Book Two opens with Rondeña, whose name alludes to the city of Ronda; however, the piece is only loosely inspired by the local music, and is memorable especially for its polyrhythmic patterns whereby tempi in 3/4 and 6/8 intertwine in complex hemiolas. This particular rhythmic element is found also in the following piece, Almería, evoking an Andalusian city bound to Albeniz’s family history. Here touches of cante jondo are found: a typical expression of the land, and a profoundly impressive musical manifestation. A link with the gipsy tradition is shared also by the concluding piece, Triana, after the name of a quarter of the city of Seville: the dominant influence here is that of the flamenco, whose stages and constituting elements are carefully evoked.

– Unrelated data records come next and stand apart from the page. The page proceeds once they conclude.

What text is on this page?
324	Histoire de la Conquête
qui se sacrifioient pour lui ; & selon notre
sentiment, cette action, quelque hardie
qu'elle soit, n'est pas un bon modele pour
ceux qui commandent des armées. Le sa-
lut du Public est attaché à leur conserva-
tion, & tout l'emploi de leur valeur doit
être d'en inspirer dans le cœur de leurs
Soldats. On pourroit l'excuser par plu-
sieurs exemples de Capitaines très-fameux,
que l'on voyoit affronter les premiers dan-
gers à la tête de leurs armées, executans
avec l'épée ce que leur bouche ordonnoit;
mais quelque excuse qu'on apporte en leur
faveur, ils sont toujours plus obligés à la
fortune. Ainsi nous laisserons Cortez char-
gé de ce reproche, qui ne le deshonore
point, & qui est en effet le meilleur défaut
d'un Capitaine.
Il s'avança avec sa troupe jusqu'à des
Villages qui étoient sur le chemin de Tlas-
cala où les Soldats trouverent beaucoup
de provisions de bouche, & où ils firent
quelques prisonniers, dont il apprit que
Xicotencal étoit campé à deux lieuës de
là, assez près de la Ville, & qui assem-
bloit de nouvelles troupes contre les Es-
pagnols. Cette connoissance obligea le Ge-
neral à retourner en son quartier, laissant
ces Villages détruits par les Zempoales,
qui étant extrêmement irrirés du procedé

Albeniz’s example was followed, roughly ten years later, by another Spanish musician who had made himself known in France, i.e. Manuel De Falla. If Iberia was the Latin name for Spain, Bætia was that for Andalusia; and if Albeniz had conceived Iberia for Malats, the Fantasia Bætica was tailored upon the figure of legendary pianist Artur Rubinstein. The dedicatee, however, abandoned the piece after premiering it, finding it to be longish and non-idiomatic for the piano. This demonstrates that even genius pianists may occasionally fail to see the beauty of a piece: this work by De Falla almost miraculously blends musical influences from a variety of provenances (including gypsy, Sephardic, Indian and Andalusian) while reworking them in the unique idiom of his own.
A still different approach to the musical heritage of his homeland is that found in the Cançons i danses by Federico Mompou, a Catalan composer and pianist. Similar to Iberia, the collective title indicates a group of fifteen pieces showing a unified conception, but also a remarkable independence. (Indeed, in this case, two pieces are not even written for the piano, and therefore a complete performance by a single musician is normally impossible). The fifteen pieces are actually fifteen pairs, consisting of a slow Cançó (song) and a lively Dansa (dance); in most cases, Mompou employs as the pieces’ building blocks some original and clearly identifiable folk tunes from the Catalan heritage. No. 6, included in the selection recorded here, was dedicated to Artur Rubinstein, the dedicatee of De Falla’s Fantasia, while another great pianist, Arturo Benedetti Michelangeli, used to play it frequently as an encore.
Together, these works by Albeniz, De Falla and Mompou constitute a powerful fresco, suggesting the moods, influences, styles and impressions of a unique land, with a unique musical story and heritage, and with a unique personality which constantly fascinates and charms all those who encounter its music.